The gist, as I mentioned above, is to get people to like you. How do you do this? Find out what they like and get them talking about it. Ask them questions about their stamp collection, monacle polishing or thoroughbred breeding, but make sure you don't come of as fake. Carnegie, in all his cheery confidence, truly believes that we can make a genuine connection to each person we meet if we only try, but he correctly observes that acquaintances can readily detect B.S. and will react accordingly, so we had better at least look like we're sincere during our interactions.
Furthermore, it is imperative that we develop empathy so that we can better understand each other's motivations and experiences, thus giving us some insight to how to better exploit them. I'm sure Carnegie would disagree, but that's how I read it. I must be the pessimistic yin to Carnegie's almost nauseatingly optimistic yang.

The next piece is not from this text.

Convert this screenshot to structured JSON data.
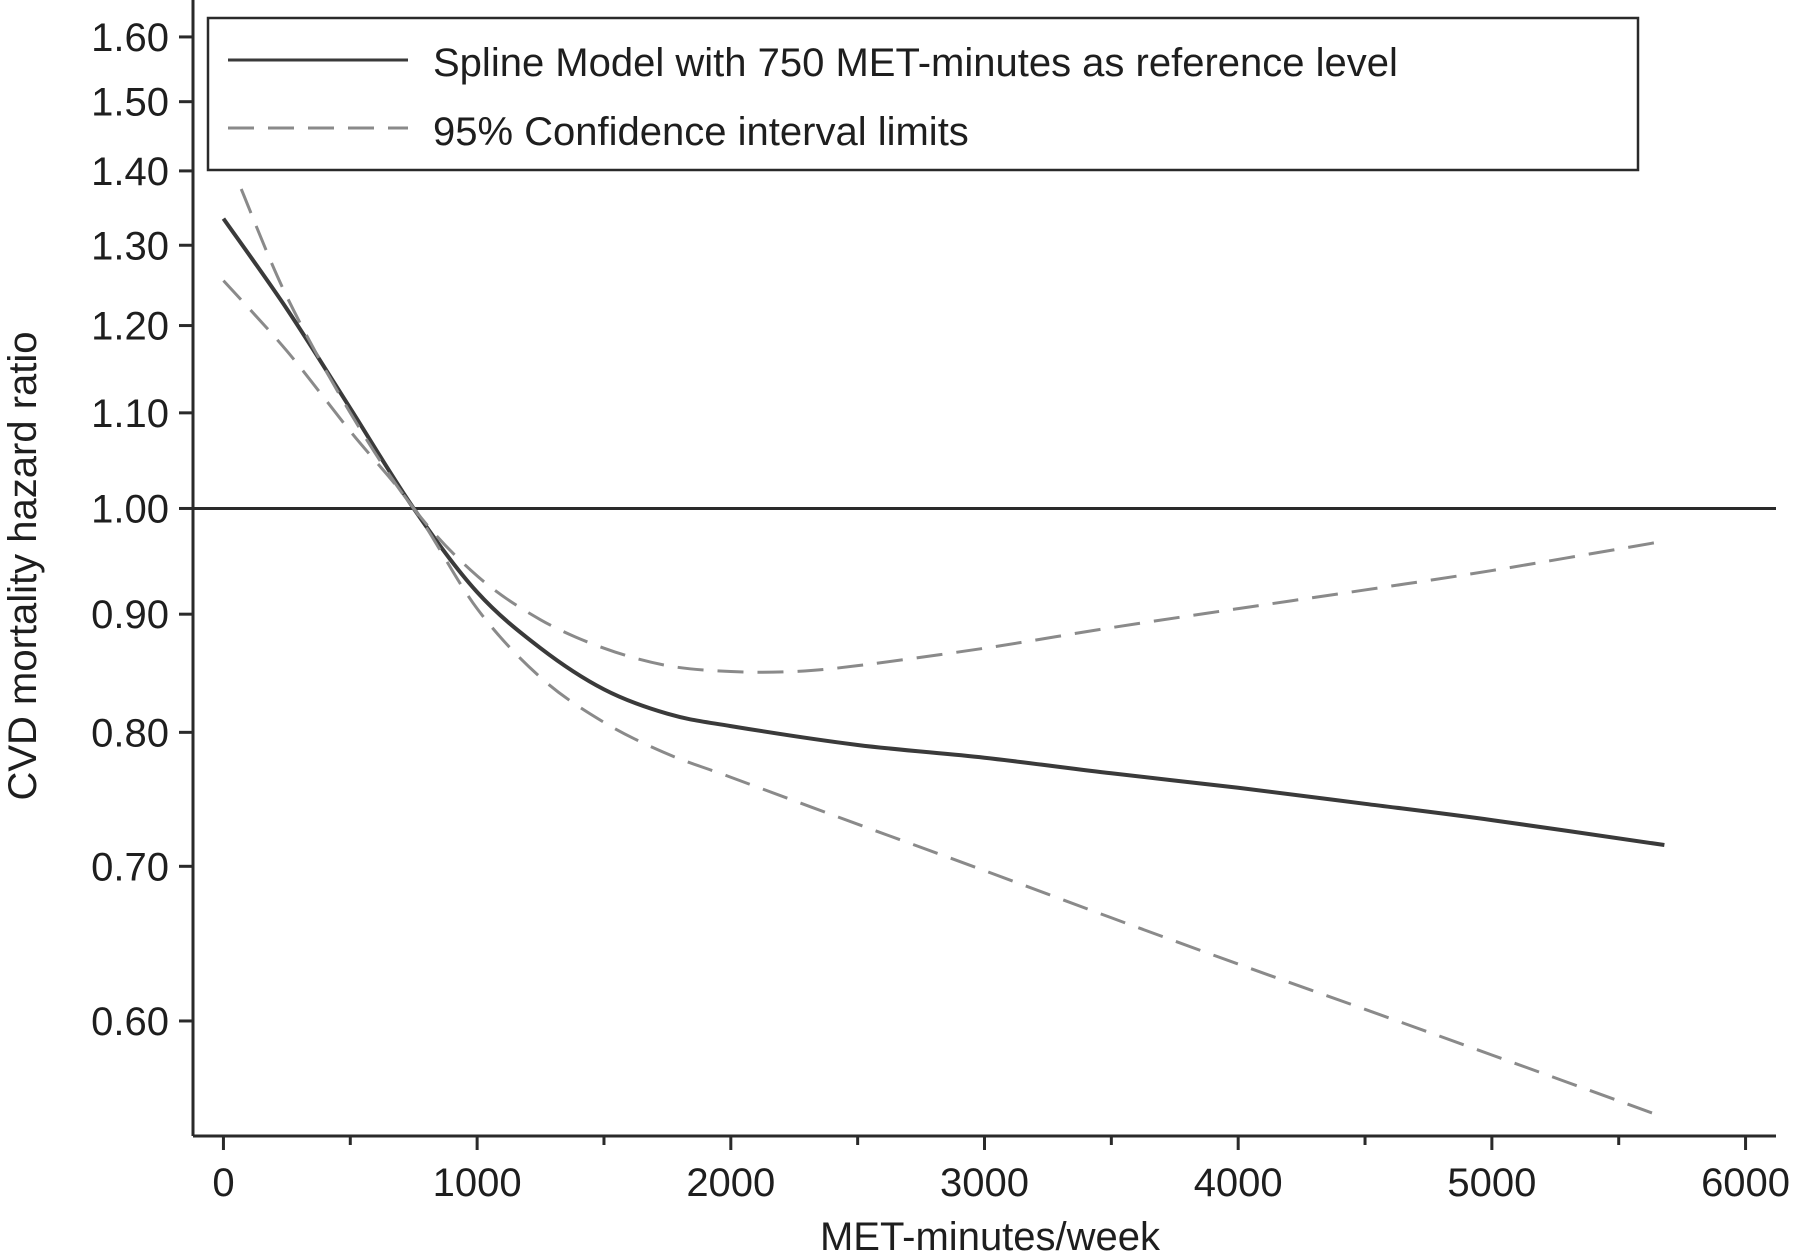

Carnegie puts a nice, positive spin on what is actually happening here: he is teaching the reader to manipulate people, particularly if you are a man. This book has been through several revisions throughout the years (it was originally published in 1936), so a few bits have been changed to show the evolving influence of women. Where most anecdotes spoke to women in the domestic realm, a few stories have been added to depict women working as bank tellers or even-- gasp! -- bank managers, but alas, the people who actually own the bank or other sundry business is always a man.
I really shouldn't be so quick to judge; this is, after all, a book that is nothing more than a product of its time. This is exactly what it bills itself to be -- a 1930s business school textbook --and it is wrong of me to expect anything else.
From a modern perspective, if you remove the misogyny, the overarching theme is to just plain be nice to people. You can get whatever you want from folks -- be it friendship or the new plastering contract -- if you are just diplomatic and polite. There really isn't anything wrong with that.